Las Vegas Sun

April 24, 2024

UMC may need to be bailed out by county

Clark County leaders are concerned they might have to tap into general funds to subsidize University Medical Center, which has lost nearly $6 million this fiscal year, officials said Thursday.

Bothered by the hospital's chronic financial troubles, County Manager Thom Reilly asked UMC administrators and financial staff to appear before commissioners Aug. 20 to deliver a presentation outlining their expenses and revenues.

"Aside from the medical malpractice crisis, their financial outlook has been troubling," Reilly said. "Every indication shows we will have to subsidize them."

UMC officials were criticized in the late 1980s for their financial woes when state funds dwindled and the county had to pitch in $17 million to bail the hospital out of debt.

Reilly requested the presentation to determine whether the hospital must tap into county funds to survive. If so, Reilly said, he will ask that UMC's financial needs be built into the county's budget so the general fund -- coffers used for public services and programs -- will not be affected.

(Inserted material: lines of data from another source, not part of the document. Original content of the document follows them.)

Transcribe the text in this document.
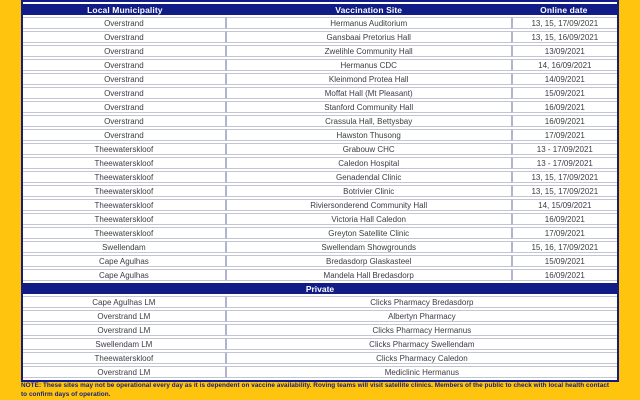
Local Municipality	Vaccination Site	Online date
Overstrand	Hermanus Auditorium	13, 15, 17/09/2021
Overstrand	Gansbaai Pretorius Hall	13, 15, 16/09/2021
Overstrand	Zwelihle Community Hall	13/09/2021
Overstrand	Hermanus CDC	14, 16/09/2021
Overstrand	Kleinmond Protea Hall	14/09/2021
Overstrand	Moffat Hall (Mt Pleasant)	15/09/2021
Overstrand	Stanford Community Hall	16/09/2021
Overstrand	Crassula Hall, Bettysbay	16/09/2021
Overstrand	Hawston Thusong	17/09/2021
Theewaterskloof	Grabouw CHC	13 - 17/09/2021
Theewaterskloof	Caledon Hospital	13 - 17/09/2021
Theewaterskloof	Genadendal Clinic	13, 15, 17/09/2021
Theewaterskloof	Botrivier Clinic	13, 15, 17/09/2021
Theewaterskloof	Riviersonderend Community Hall	14, 15/09/2021
Theewaterskloof	Victoria Hall Caledon	16/09/2021
Theewaterskloof	Greyton Satellite Clinic	17/09/2021
Swellendam	Swellendam Showgrounds	15, 16, 17/09/2021
Cape Agulhas	Bredasdorp Glaskasteel	15/09/2021
Cape Agulhas	Mandela Hall Bredasdorp	16/09/2021
Private		
Cape Agulhas LM	Clicks Pharmacy Bredasdorp	
Overstrand LM	Albertyn Pharmacy	
Overstrand LM	Clicks Pharmacy Hermanus	
Swellendam LM	Clicks Pharmacy Swellendam	
Theewaterskloof	Clicks Pharmacy Caledon	
Overstrand LM	Mediclinic Hermanus	
NOTE: These sites may not be operational every day as it is dependent on vaccine availability. Roving teams will visit satellite clinics. Members of the public to check with local health contact to confirm days of operation.
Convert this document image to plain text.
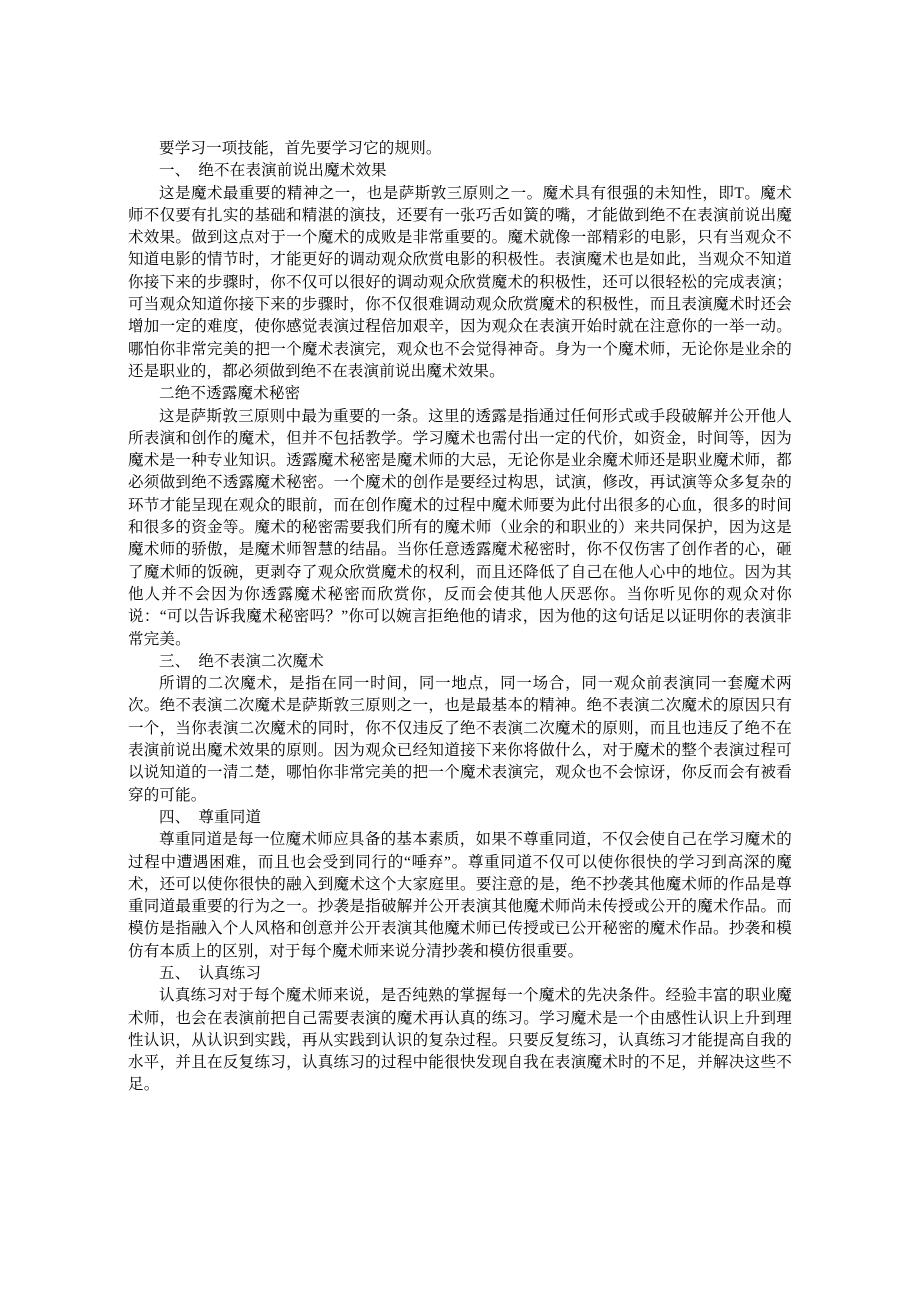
要学习一项技能，首先要学习它的规则。

一、　绝不在表演前说出魔术效果

这是魔术最重要的精神之一，也是萨斯敦三原则之一。魔术具有很强的未知性，即T。魔术师不仅要有扎实的基础和精湛的演技，还要有一张巧舌如簧的嘴，才能做到绝不在表演前说出魔术效果。做到这点对于一个魔术的成败是非常重要的。魔术就像一部精彩的电影，只有当观众不知道电影的情节时，才能更好的调动观众欣赏电影的积极性。表演魔术也是如此，当观众不知道你接下来的步骤时，你不仅可以很好的调动观众欣赏魔术的积极性，还可以很轻松的完成表演；可当观众知道你接下来的步骤时，你不仅很难调动观众欣赏魔术的积极性，而且表演魔术时还会增加一定的难度，使你感觉表演过程倍加艰辛，因为观众在表演开始时就在注意你的一举一动。哪怕你非常完美的把一个魔术表演完，观众也不会觉得神奇。身为一个魔术师，无论你是业余的还是职业的，都必须做到绝不在表演前说出魔术效果。

二绝不透露魔术秘密

这是萨斯敦三原则中最为重要的一条。这里的透露是指通过任何形式或手段破解并公开他人所表演和创作的魔术，但并不包括教学。学习魔术也需付出一定的代价，如资金，时间等，因为魔术是一种专业知识。透露魔术秘密是魔术师的大忌，无论你是业余魔术师还是职业魔术师，都必须做到绝不透露魔术秘密。一个魔术的创作是要经过构思，试演，修改，再试演等众多复杂的环节才能呈现在观众的眼前，而在创作魔术的过程中魔术师要为此付出很多的心血，很多的时间和很多的资金等。魔术的秘密需要我们所有的魔术师（业余的和职业的）来共同保护，因为这是魔术师的骄傲，是魔术师智慧的结晶。当你任意透露魔术秘密时，你不仅伤害了创作者的心，砸了魔术师的饭碗，更剥夺了观众欣赏魔术的权利，而且还降低了自己在他人心中的地位。因为其他人并不会因为你透露魔术秘密而欣赏你，反而会使其他人厌恶你。当你听见你的观众对你说：“可以告诉我魔术秘密吗？”你可以婉言拒绝他的请求，因为他的这句话足以证明你的表演非常完美。

三、　绝不表演二次魔术

所谓的二次魔术，是指在同一时间，同一地点，同一场合，同一观众前表演同一套魔术两次。绝不表演二次魔术是萨斯敦三原则之一，也是最基本的精神。绝不表演二次魔术的原因只有一个，当你表演二次魔术的同时，你不仅违反了绝不表演二次魔术的原则，而且也违反了绝不在表演前说出魔术效果的原则。因为观众已经知道接下来你将做什么，对于魔术的整个表演过程可以说知道的一清二楚，哪怕你非常完美的把一个魔术表演完，观众也不会惊讶，你反而会有被看穿的可能。

四、　尊重同道

尊重同道是每一位魔术师应具备的基本素质，如果不尊重同道，不仅会使自己在学习魔术的过程中遭遇困难，而且也会受到同行的“唾弃”。尊重同道不仅可以使你很快的学习到高深的魔术，还可以使你很快的融入到魔术这个大家庭里。要注意的是，绝不抄袭其他魔术师的作品是尊重同道最重要的行为之一。抄袭是指破解并公开表演其他魔术师尚未传授或公开的魔术作品。而模仿是指融入个人风格和创意并公开表演其他魔术师已传授或已公开秘密的魔术作品。抄袭和模仿有本质上的区别，对于每个魔术师来说分清抄袭和模仿很重要。

五、　认真练习

认真练习对于每个魔术师来说，是否纯熟的掌握每一个魔术的先决条件。经验丰富的职业魔术师，也会在表演前把自己需要表演的魔术再认真的练习。学习魔术是一个由感性认识上升到理性认识，从认识到实践，再从实践到认识的复杂过程。只要反复练习，认真练习才能提高自我的水平，并且在反复练习，认真练习的过程中能很快发现自我在表演魔术时的不足，并解决这些不足。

"The county needs to be prepared if this is the case," Reilly said. "We need a plan and (to) take necessary action or build it in our budget so we can plan where we're going to come up with it."

County Finance Director George Stevens said UMC's situation had been stable for nearly a decade.

"It's been a long time since we've had bad problems," Stevens said. "If they're overburdened with non-pay patients, this is what happens. The county has to kick in money to pay the vendors."

At the closing of last fiscal year, the hospital made $2.6 million, Stevens said. UMC's budget is $440 million a year.

The hospital's revenues are up from a cash standpoint, but since the Sept. 11 terrorist attacks and subsequent economic downturn, UMC has treated more patients who have no health insurance. Not all patients are considered indigent and therefore the hospital is not always eligible for indigent funds.

"People with insurance offset the people without insurance," UMC spokesman Rick Plummer said.

UMC also took a hit last spring when a new formula determining how Disproportionate Indigent Share Hospitals (DISH) funds are disseminated was developed. UMC shares its $14 million in state-issued DISH funds with Lake Mead Hospital.

The not-for-profit hospital's financial woes weren't helped by a federal lawsuit in which UMC had to pay $1.2 million. The suit involved fraud charges that stemmed from UMC requesting higher reimbursement rates from the federal government for Medicaid patients.

"That money could have gone to pay other bills," Stevens said.

Critics have also questioned why the struggling hospital agreed this year to sign a $1.9 million public relations contract. Commissioner Yvonne Atkinson Gates, who also serves as the vice chairwoman of the hospital's board of trustees, defended the contract.

"That's how we drum up business," she said. "That's how we get people to know about what we do and how well we do it. It's cheaper to hire a company than have a staff to do it."